One man addresses the vets. “You men who served. Have any of you visited the Wall before?”

They all respond that they haven't. I notice Pepe, Gonzalo, and Fritz standing just outside the front door. I signal them to come in, and they shake their heads—no.

“I didn't even want to come on this trip,” Gates says.

“Why was that?” the man asks.

“I didn't think I was good enough. My life has taken some detours, you might say.” Gates smiles. “But things have changed. I'd like to thank the Ramirez family, and especially Mrs. Ramirez, for inviting me to come. Being here is making me realize how lucky I was to have friends like Jesse.”

“We're connected to the guys on the Wall,” Chris says, “whether we know it or not. When we were out on those hills, I can tell you we fought for each other. We couldn't depend on the government. None of it made any sense.” I look at Chris and nod my head.

“I'm hoping to meet other Chinese Americans at the Wall who served in Vietnam,” Willy says. “The Vietnamese thought I was one of them when I wasn't in my uniform.”

“Any comments from you? I'm sorry, your name?” One reporter is looking at Yellowhair.

“I'm Yellowhair. This is my mother, Sarah.” He puts his arm around his mother. “My brother Strong Horse was killed in Vietnam. We've always sent warriors to battle. It's no new thing for us.”

“Or for any of us,” Manuel says. “Chicanos are another group who have been drafted left and right, along with the Blacks, and other minorities.”

“So, it's the government's mistake that made all this possible?” one woman asks.

“Yes,” I tell her. “Money, long overdue. They sent Jesse to the wrong address, that was a nightmare for us.”

Diego Mendoza looks at me and says, “I understand President Clinton is sending some White House aides to meet you at the Wall.”

“This is the first I've heard of that,” I tell him.

Our press conference ends with some comments from the kids. The kids wave to their friends back home, and I wave to Elsa, and my granddaughter, Marisol.

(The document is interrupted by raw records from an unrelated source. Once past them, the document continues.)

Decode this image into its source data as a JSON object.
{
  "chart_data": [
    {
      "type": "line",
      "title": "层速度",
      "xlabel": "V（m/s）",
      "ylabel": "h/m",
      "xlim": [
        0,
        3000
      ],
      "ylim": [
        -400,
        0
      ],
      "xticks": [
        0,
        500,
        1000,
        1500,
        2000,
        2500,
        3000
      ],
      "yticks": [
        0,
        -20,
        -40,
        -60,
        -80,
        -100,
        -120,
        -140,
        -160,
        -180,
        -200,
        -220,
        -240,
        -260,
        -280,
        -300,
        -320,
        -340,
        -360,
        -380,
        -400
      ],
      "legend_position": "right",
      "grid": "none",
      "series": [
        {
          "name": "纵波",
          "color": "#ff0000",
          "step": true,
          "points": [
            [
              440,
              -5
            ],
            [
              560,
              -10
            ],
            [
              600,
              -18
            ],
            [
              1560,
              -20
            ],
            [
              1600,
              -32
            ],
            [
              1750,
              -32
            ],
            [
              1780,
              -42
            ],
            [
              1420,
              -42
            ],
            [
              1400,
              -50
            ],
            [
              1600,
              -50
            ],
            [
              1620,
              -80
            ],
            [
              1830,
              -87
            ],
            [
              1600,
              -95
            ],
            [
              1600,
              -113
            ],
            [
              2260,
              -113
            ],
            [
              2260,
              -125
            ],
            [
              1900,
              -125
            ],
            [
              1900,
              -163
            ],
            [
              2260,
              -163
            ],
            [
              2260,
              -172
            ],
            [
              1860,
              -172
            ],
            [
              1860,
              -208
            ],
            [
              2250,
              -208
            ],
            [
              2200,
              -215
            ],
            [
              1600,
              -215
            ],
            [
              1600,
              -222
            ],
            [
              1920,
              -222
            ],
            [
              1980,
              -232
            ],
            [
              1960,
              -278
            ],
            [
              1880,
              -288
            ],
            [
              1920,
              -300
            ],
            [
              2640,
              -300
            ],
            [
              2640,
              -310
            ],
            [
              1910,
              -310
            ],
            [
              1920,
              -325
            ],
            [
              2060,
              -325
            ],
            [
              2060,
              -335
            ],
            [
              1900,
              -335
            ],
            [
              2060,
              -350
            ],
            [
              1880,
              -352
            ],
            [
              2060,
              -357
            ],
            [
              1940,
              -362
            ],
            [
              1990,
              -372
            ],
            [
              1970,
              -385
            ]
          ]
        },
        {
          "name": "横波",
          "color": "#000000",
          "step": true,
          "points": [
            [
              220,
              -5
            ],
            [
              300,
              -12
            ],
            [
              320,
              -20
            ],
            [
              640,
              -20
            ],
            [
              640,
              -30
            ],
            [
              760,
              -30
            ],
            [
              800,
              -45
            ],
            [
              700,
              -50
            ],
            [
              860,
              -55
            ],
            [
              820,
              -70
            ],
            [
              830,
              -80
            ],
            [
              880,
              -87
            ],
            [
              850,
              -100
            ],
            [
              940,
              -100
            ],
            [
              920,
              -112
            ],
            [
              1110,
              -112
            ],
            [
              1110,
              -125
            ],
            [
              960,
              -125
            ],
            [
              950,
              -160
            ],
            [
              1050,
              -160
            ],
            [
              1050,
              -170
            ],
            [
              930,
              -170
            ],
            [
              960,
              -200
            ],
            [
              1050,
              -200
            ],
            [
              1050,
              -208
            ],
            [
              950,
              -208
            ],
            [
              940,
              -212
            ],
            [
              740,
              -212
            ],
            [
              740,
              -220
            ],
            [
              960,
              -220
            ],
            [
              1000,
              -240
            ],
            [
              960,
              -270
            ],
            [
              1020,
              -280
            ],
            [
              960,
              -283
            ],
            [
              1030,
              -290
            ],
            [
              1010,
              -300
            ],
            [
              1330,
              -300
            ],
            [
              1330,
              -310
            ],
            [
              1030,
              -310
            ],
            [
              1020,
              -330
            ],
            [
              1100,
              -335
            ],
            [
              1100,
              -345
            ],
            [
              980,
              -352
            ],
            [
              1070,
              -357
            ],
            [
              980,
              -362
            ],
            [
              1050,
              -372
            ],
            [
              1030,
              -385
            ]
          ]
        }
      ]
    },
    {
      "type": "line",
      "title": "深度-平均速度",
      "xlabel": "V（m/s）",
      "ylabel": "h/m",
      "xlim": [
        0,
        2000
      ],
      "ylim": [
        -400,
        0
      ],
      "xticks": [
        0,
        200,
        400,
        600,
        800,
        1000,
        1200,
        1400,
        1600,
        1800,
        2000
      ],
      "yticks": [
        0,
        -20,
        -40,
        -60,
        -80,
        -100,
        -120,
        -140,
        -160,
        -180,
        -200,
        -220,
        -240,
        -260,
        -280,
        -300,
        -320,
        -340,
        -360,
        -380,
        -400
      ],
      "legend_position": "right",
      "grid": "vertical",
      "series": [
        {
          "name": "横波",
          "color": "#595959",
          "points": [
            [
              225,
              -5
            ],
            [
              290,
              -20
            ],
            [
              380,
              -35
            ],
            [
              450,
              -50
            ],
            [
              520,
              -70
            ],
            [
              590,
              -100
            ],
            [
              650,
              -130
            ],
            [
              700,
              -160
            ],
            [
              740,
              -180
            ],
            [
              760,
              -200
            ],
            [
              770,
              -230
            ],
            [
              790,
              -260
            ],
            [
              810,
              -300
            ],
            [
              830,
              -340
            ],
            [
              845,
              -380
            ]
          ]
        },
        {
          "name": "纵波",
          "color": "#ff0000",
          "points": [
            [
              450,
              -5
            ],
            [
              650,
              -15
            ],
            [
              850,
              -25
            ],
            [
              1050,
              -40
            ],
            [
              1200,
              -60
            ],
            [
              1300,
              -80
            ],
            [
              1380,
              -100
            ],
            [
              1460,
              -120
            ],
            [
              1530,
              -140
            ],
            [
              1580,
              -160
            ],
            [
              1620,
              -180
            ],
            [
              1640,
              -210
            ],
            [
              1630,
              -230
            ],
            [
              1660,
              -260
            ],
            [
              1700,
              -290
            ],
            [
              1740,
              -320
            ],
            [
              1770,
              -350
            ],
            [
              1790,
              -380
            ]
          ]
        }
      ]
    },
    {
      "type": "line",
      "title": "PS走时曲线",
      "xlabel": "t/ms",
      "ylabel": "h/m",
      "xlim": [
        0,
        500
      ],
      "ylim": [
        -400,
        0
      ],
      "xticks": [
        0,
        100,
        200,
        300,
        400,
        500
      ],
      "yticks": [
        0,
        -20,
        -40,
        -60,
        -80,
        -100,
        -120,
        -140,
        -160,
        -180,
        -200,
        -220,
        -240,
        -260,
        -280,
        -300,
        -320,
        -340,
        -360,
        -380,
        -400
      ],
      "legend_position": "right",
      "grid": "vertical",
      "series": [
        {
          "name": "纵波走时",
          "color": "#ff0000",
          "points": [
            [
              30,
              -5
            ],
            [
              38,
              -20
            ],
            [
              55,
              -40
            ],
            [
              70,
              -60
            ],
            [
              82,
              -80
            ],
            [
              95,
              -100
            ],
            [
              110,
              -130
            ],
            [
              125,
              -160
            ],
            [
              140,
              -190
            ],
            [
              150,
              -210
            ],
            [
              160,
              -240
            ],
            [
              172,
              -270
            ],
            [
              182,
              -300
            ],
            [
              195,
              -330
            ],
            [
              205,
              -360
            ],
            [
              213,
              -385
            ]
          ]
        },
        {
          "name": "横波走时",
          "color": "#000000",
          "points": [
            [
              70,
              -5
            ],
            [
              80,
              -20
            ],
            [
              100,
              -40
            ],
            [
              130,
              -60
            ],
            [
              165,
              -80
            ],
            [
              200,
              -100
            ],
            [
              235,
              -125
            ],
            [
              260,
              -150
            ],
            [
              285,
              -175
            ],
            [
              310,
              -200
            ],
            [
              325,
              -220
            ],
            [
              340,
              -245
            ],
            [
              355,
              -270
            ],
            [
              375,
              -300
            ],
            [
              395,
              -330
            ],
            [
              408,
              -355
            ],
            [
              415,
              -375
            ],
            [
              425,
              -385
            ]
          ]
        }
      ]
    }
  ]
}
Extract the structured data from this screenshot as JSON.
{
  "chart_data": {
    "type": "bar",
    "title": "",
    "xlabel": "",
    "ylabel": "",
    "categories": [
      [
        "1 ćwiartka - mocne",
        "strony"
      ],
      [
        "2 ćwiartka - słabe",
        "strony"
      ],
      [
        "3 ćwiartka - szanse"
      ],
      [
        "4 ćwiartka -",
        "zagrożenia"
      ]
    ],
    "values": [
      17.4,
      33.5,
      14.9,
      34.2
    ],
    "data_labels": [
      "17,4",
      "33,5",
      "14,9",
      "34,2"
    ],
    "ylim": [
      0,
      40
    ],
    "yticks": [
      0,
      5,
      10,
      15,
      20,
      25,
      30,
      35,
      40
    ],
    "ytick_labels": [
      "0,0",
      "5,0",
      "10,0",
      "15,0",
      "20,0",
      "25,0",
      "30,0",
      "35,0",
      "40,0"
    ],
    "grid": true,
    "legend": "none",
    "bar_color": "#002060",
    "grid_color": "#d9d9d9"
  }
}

I sigh out loud in relief. “I never want to do this again,” Priscilla tells me. My mother and Irene sit like two queens, totally poised, waiting for someone to lead them to their royal coach. “They probably wouldn't mind it,” I tell Priscilla. “Did you ever think Mom could do all this?”

“Surprises come in small packages, I guess,” Priscilla says.

 

• B
EFORE WE LEAVE
the motel, I get a call from Lieutenant Major William Prescott, who tells me the Army would like to have a ceremony for us at the Wall on Saturday morning. He tells me the president would like to pay tribute to the men who served in Vietnam, and especially Hispanic soldiers. I tell Mom the news, and she looks at me, her face weary. “Era hora,” she says. It's about time.